Der gute Glaube
Vom guten Glauben (Redlichkeit) spricht man, wenn der Rechtsbesitzer glauben kann, dass ihm die Ausübung eines Rechtes zusteht, ohne eine Bewilligung oder Zustimmung einer bestimmten Person einholen zu müssen. Der Ersitzungswerber muss dabei seine Gutgläubigkeit nicht beweisen, vielmehr wird diese im Zweifel für ihn vermutet. Der gute Glaube fällt weg, wenn der Rechtsbesitzer Kenntnis von Umständen erlangt, die ihn an seinem rechtmäßigen Besitz zweifeln lassen. Bei der Beurteilung dieser Umstände wird darauf abgestellt, ob ein durchschnittlicher Verkehrsteilnehmer diese Rechtsverletzung erkennen hätte können. Auf diese Erkennbarkeit kommt es bei der Art und Weise der Beschilderung an!
Beispiel 1
Der Oberste Gerichtshof (OGH) hat in seiner Entscheidung vom 30. August 2016 (4 Ob 49/16h) ausgesprochen, dass das Anbringen eines Fahrverbotsschildes in dessen Mitte "Privatweg" steht, die Ersitzung eines Wegerechtes durch die Gemeindebürger nicht verhindert. Das Fahrverbotsschild mit der genannten Aufschrift stehe der Annahme eines Wegerechtes nicht entgegen.
Beispiel 2
In einer anderen Entscheidung vom 28. Oktober 2015 (9 Ob 57/15w) entschied der OGH, dass ein Schild mit der Aufschrift "Auf Widerruf freiwillig gestatteter Durchgang" eine Ersitzung jedenfalls ausschließe. Im Anlassfall wurde ein Gässchen seit 1960 von den Eigentümern eines Hotels begangen, um den Seiteneingang ihres Hotels zu erreichen. 1962 brachte der Eigentümer des Gässchens die besagten Hinweisschilder am Beginn und am Ende des Gässchens an. Bis 2013 wurde das Gässchen von den Hoteleigentümern und deren Gästen genutzt – ab diesem Zeitpunkt wurde der Zugang vom Eigentümer versperrt.

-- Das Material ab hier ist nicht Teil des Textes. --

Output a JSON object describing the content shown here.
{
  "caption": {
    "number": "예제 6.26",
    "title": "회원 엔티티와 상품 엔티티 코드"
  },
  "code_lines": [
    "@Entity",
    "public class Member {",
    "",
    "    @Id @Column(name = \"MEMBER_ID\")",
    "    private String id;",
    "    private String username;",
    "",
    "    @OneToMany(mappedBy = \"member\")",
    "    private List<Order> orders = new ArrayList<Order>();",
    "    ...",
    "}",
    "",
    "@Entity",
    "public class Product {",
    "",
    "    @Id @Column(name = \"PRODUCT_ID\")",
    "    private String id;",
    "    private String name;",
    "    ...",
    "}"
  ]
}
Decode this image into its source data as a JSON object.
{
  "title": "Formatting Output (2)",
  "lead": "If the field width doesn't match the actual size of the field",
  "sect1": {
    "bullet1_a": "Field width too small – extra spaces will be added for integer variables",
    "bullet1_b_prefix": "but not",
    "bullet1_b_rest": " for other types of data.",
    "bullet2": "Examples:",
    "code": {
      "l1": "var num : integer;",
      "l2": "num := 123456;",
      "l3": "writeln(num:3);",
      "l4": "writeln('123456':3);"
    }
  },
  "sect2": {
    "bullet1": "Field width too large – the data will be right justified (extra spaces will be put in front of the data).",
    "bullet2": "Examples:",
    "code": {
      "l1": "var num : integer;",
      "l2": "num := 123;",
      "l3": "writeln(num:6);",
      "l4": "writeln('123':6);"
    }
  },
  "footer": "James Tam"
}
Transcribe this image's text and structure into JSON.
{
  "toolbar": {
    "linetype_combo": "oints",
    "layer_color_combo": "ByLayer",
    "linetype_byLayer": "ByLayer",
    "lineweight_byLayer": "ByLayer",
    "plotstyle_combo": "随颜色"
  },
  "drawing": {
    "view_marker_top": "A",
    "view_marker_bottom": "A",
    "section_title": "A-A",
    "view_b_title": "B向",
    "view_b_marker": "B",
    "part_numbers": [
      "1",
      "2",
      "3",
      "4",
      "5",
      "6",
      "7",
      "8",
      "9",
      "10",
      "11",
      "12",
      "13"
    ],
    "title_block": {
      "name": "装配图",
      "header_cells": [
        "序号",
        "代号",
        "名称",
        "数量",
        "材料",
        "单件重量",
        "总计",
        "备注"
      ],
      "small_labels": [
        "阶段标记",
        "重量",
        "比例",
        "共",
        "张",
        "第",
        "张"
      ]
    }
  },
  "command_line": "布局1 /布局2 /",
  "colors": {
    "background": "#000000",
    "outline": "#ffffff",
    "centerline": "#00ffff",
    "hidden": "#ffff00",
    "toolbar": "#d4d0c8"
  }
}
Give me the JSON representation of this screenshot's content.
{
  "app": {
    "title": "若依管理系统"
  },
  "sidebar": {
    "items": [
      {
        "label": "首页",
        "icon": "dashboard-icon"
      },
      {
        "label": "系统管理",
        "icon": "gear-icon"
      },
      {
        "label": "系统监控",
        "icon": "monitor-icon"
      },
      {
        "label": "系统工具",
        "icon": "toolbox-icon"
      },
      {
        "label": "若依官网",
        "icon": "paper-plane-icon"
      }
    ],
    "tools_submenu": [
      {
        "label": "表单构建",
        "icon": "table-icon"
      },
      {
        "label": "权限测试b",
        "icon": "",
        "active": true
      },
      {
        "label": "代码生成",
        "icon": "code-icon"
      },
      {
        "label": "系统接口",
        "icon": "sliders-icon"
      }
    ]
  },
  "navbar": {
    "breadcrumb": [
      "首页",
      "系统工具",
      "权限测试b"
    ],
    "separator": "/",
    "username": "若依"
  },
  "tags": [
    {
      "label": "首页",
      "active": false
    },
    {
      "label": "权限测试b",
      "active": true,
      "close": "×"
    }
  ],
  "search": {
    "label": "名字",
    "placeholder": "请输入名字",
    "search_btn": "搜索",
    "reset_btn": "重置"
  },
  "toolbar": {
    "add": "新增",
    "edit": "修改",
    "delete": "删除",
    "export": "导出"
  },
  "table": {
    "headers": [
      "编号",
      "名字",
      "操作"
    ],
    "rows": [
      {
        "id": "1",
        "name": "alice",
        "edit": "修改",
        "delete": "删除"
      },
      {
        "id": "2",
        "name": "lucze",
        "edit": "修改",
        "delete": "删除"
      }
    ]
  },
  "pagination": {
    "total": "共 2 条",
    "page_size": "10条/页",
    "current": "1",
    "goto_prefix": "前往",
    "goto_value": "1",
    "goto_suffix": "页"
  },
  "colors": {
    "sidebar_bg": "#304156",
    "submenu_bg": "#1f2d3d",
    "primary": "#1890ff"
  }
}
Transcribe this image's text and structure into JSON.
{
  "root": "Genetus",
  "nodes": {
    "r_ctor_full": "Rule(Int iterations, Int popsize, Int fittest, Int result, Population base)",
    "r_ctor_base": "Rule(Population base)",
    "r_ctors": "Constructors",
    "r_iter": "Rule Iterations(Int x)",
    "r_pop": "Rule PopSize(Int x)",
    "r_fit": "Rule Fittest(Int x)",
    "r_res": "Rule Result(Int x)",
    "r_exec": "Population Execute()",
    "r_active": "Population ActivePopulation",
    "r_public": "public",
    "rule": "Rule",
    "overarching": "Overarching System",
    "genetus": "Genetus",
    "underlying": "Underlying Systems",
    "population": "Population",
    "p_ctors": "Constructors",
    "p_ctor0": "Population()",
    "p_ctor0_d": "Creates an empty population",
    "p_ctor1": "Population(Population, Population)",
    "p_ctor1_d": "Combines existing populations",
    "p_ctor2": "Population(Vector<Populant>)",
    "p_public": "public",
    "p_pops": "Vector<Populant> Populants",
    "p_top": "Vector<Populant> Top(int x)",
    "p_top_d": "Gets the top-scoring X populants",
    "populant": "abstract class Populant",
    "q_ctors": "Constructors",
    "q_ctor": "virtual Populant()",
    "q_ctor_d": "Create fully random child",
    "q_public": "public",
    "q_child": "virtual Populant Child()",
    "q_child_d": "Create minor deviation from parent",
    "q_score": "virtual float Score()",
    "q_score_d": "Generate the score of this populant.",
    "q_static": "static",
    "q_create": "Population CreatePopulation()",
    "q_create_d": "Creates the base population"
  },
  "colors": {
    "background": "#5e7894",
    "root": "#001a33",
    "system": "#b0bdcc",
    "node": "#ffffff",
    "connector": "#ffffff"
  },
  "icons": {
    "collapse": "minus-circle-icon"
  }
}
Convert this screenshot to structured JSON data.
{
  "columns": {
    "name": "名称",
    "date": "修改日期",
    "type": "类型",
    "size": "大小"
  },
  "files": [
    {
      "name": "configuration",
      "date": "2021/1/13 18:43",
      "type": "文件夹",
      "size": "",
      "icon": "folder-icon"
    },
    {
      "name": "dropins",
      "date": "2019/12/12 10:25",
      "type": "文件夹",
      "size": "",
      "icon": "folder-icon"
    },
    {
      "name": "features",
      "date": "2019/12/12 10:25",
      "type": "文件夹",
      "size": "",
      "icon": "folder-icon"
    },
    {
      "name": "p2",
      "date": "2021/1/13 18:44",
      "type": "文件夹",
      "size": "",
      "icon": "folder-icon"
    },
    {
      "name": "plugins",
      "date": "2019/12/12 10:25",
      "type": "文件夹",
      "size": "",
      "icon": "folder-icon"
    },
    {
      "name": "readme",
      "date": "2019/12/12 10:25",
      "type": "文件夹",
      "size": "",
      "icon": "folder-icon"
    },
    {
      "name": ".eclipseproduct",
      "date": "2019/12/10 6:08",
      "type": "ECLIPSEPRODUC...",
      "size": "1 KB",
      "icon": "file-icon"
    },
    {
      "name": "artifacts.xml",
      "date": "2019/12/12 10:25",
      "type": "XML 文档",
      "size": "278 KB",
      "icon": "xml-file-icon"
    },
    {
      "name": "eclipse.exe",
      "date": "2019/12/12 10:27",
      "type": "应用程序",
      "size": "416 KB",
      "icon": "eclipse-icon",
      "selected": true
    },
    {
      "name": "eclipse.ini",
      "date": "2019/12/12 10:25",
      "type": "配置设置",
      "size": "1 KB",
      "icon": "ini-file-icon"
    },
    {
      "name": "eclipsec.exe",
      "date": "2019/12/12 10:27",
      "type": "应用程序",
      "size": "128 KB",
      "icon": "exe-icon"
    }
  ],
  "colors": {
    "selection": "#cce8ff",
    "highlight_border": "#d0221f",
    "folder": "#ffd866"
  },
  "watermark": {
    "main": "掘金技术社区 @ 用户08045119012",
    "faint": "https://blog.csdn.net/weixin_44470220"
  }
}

Die Eigentümer des Hotels behaupteten daraufhin eine Ersitzung, wonach sie das Gehrecht seit 1960 ausgeübt und die Schilder nur für nichtberechtigte Personen Gültigkeit gehabt hätten. Der OGH führte dazu aus, dass durch die Schilder wohl eine Nutzungsbefugnis ermöglicht wurde – nicht jedoch die Begründung eines Rechtes. Durch die Schilder mussten den Eigentümern des Hotels – aus Sicht eines durchschnittlichen Verkehrsteilnehmers – Zweifel aufkommen, was die Rechtmäßigkeit ihrer Rechtsausübung anbelangte. Diese Zweifel hätten daher zum Wegfall des guten Glaubens geführt; die Ersitzungszeit sei seit 1962 unterbrochen worden und eine Ersitzung des Wegerechtes daher nicht eingetreten.